IWH figures for November: More bankruptcies, but no wave of insolvencies

Status: 08.12.2022 1:01 p.m

According to the Leibniz Institute for Economic Research, November saw the highest number of company bankruptcies this year. In a long-term comparison, however, the numbers are still low, according to the researchers.

According to the Leibniz Institute for Economic Research Halle (IWH), the number of company bankruptcies in Germany reached its highest level in the current year in November. Accordingly, there were 808 bankruptcies of partnerships and corporations in the past month, as the institute announced.

In October there were only 722. At the same time, the November number is 23 percent above the level of the same month last year. However, the current numbers are still low in a long-term comparison, according to the researchers.

There is no wave of bankruptcies

The IWH analysis shows that a good 9,000 jobs were affected in the largest ten percent of companies whose bankruptcy was reported in November. The number is thus significantly higher than the level of the past twelve months.

So far, however, there has been no wave of bankruptcies. “So far, the insolvency figures have been developing more cautiously than many expected,” said IWH expert Steffen Müller. According to their own statements, the economic researchers had expected 900 bankruptcies in Germany in November.

Even with a view to the past, the insolvency situation is at a low level. According to official statistics, an average of 1,007 partnerships and corporations were reported insolvent in November between 2015 and 2019 – almost 200 more than now. For the next two months, Müller does not expect a drastic tightening either.

According to the IWH, the insolvency trend created by the researchers provides reliable findings on nationwide insolvency events much more quickly than the official statistics. For its analyses, the IWH evaluates the current insolvency notices from the German registry courts and links them to the balance sheet figures of the companies concerned.

High energy costs continue to cause uncertainty

High energy prices, scarce raw materials, supply chain problems, radical changes in consumer behavior and a shortage of workers are currently burdening companies in Germany. In addition to the prices of important production factors, wages and interest on loans are also rising due to inflation and the associated tighter monetary policy of the European Central Bank (ECB).

Several industry associations had recently warned of a wave of insolvencies due to the extreme increase in costs and called for government support.
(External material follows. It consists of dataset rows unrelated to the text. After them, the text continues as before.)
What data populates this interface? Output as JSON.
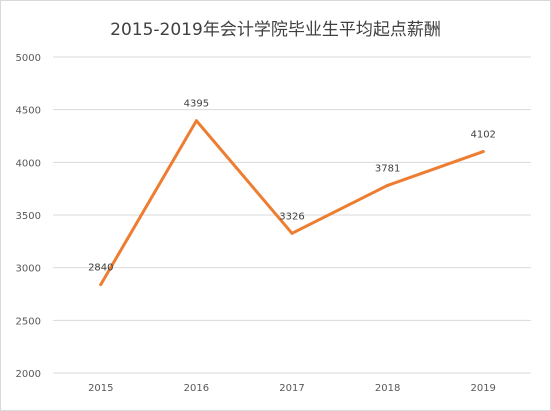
{
  "chart_data": {
    "type": "line",
    "title": "2015-2019年会计学院毕业生平均起点薪酬",
    "xlabel": "",
    "ylabel": "",
    "categories": [
      "2015",
      "2016",
      "2017",
      "2018",
      "2019"
    ],
    "series": [
      {
        "values": [
          2840,
          4395,
          3326,
          3781,
          4102
        ],
        "color": "#ED7D31"
      }
    ],
    "data_labels": [
      "2840",
      "4395",
      "3326",
      "3781",
      "4102"
    ],
    "yticks": [
      "2000",
      "2500",
      "3000",
      "3500",
      "4000",
      "4500",
      "5000"
    ],
    "ylim": [
      2000,
      5000
    ],
    "grid": true,
    "gridColor": "#d9d9d9",
    "legend": "none"
  }
}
According to a survey by the industry association BDI from September, the high prices are a major challenge for 58 percent of companies, and for 34 percent it is a matter of livelihood.

According to the ZDH industry association, the economic situation is also coming to a head in the skilled trades. “In the trades, a wave of insolvencies is rolling towards us because of the energy crisis,” said ZDH President Hans Peter Wollseifer recently.